"My father drinks and swears," young Crowberry answered. "But according to his lights he is a Christian. It is his teachers' fault, not his own, that he believes the Pope to be Anti-Christ, or the Man of Sin, or the Scarlet Woman. He ceased to read and think so long ago that his ideas cannot be changed. What would you have me do? I say nothing. I go my own way. The same with my friends. They think I'm a mere rattle like a few dry peas in a box. Let them. I prefer it."

"But, sooner or later, you must take the great step and you must declare it. What will your father say then?"

"He will say what he always says when I cross him—that I shan't have a penny of his money. If he were still rich I could stand up and simply say, 'Sir, keep the money; only pray let me call my soul my own.' But I know, and he knows, and each of us knows the other knows, that there won't be a penny to leave. In his old age I must support my father, and I shall be proud to do it. But, meanwhile, I can only hold my tongue."

After another long pause the monk said:

"One more question. This young lady Isabel. You were so eager to know my opinion of her. Why? Is there anything between you?"

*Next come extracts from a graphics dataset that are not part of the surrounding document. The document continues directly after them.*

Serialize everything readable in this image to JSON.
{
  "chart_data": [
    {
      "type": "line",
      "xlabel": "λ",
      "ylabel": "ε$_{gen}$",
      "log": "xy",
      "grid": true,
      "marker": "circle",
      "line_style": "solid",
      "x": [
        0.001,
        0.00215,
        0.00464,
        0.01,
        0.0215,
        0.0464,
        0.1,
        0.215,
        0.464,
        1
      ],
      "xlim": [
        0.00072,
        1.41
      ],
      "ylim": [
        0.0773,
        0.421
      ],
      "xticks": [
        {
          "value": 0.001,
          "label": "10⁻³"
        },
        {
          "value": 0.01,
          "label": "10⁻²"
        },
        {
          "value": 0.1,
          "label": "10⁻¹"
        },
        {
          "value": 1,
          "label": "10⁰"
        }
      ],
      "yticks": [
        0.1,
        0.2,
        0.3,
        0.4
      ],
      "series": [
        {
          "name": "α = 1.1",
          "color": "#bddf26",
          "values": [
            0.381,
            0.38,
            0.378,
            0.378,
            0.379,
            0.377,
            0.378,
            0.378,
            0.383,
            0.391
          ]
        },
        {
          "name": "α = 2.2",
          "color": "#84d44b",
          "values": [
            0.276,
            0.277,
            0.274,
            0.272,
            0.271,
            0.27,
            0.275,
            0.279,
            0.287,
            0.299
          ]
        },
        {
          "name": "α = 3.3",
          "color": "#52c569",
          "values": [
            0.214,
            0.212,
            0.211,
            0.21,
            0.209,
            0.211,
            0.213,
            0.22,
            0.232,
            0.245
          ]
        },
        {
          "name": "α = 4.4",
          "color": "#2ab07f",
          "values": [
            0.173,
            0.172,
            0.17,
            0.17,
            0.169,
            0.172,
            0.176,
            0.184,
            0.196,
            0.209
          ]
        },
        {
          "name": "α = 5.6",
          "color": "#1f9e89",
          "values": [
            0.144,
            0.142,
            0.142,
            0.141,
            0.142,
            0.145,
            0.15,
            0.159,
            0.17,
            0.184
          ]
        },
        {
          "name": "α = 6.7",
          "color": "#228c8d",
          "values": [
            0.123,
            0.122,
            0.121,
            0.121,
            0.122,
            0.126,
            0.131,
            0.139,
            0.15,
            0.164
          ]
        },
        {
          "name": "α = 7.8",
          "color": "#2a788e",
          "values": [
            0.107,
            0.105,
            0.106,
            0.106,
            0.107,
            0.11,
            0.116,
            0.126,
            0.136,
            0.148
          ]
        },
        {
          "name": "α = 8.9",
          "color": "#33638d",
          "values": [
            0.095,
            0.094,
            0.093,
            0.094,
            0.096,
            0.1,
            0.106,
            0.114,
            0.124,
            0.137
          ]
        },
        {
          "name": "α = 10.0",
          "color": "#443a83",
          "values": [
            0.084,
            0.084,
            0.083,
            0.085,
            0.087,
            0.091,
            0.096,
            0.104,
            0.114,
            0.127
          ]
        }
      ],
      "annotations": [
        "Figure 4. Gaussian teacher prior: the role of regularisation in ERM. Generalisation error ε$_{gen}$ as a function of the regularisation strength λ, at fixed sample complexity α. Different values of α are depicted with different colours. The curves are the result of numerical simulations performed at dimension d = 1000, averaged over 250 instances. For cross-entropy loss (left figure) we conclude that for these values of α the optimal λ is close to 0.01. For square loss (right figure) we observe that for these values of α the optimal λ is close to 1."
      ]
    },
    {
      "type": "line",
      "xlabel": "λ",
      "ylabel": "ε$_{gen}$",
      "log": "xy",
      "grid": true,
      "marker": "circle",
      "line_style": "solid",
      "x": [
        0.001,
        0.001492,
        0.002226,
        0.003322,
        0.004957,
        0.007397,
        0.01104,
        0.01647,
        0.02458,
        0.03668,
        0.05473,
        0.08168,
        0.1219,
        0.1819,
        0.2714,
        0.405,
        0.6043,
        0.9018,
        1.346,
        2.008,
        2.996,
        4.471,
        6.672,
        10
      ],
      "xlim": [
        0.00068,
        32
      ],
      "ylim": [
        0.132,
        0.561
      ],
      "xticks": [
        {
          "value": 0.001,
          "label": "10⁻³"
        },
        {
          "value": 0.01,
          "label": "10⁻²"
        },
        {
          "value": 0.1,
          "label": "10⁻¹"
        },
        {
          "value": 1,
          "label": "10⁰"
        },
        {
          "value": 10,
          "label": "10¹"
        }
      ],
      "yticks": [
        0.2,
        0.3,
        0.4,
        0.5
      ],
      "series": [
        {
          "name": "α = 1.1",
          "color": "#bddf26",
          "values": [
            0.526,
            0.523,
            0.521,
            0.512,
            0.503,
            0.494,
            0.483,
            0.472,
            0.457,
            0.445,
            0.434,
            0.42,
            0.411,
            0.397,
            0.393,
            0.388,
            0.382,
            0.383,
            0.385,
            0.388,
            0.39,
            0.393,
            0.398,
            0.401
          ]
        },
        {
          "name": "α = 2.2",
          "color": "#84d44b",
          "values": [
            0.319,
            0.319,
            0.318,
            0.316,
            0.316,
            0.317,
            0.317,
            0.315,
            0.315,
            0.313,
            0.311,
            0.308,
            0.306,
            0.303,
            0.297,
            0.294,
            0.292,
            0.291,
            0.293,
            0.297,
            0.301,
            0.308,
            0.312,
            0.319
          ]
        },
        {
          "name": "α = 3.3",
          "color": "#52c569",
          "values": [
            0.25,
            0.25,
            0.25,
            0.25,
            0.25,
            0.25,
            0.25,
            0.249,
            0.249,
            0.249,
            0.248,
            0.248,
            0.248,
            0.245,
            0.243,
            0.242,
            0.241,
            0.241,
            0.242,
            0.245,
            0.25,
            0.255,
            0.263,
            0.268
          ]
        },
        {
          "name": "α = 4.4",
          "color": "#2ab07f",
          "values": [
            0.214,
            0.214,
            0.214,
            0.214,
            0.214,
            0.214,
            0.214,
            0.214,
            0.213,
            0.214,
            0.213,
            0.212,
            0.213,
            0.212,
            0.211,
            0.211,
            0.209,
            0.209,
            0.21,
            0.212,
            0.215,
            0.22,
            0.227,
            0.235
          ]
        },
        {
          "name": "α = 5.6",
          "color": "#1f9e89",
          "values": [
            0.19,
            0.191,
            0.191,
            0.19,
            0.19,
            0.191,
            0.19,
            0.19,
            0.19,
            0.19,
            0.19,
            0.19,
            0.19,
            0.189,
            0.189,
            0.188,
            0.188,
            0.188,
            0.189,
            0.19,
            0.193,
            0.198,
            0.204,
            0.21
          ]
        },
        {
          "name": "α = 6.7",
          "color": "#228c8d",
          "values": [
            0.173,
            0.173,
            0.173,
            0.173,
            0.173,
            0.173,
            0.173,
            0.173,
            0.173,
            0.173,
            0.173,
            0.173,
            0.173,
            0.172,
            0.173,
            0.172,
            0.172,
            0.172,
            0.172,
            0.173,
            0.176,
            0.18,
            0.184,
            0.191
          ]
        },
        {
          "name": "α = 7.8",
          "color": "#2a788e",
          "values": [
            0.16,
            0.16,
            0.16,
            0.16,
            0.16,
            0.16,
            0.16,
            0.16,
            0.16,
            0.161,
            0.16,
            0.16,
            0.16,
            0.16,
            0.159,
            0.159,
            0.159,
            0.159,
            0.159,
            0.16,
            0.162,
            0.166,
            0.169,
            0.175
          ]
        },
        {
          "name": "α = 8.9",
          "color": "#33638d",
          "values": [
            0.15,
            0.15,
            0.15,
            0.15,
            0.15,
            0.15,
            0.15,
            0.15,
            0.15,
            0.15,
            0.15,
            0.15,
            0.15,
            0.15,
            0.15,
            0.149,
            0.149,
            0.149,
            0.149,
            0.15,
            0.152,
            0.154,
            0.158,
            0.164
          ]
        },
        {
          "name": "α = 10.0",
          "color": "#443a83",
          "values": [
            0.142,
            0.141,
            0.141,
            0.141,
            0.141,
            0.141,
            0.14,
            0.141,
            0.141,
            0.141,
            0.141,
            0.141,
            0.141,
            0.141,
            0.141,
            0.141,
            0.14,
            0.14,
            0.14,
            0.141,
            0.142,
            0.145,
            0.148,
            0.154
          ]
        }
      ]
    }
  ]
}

Young Crowberry laughed aloud; and only when his laughter had subsided through many guffaws and chucklings could he speak.

"Is there anything between me and Isabel?" he echoed. "Yes. There is. By Jove, there's a good deal. There's an iron door. There's a brick wall. No, a stone wall—stone-cold, like a wall of ice. Anything between us? There's the whole world; also the sun, moon, planets, and fixed stars, not to mention a few comets and the Milky Way." And he chuckled again.

"Yet you're greatly interested in her," objected Antonio.

"No doubt," admitted young Crowberry. "I'm inquisitive. I'm mightily curious to know what there is behind the iron door, what there is over the brick wall. Not that it is reciprocal. Isabel thinks of me as a mere infant. Or, rather, Isabel doesn't think of me at all. She can't remember my existence; and I can't forget hers. She rubs up my quills the wrong way; but I can't even prick her fingers."

"You know her ten times better than I do," said Antonio. "Yet, after our two meetings, I suspect that you misjudge her. Any hardness—and I haven't found her so hard, after all—may be her misfortune, rather than her fault, like her irreligion. To tell the truth, Edward, I thought you wanted to marry her."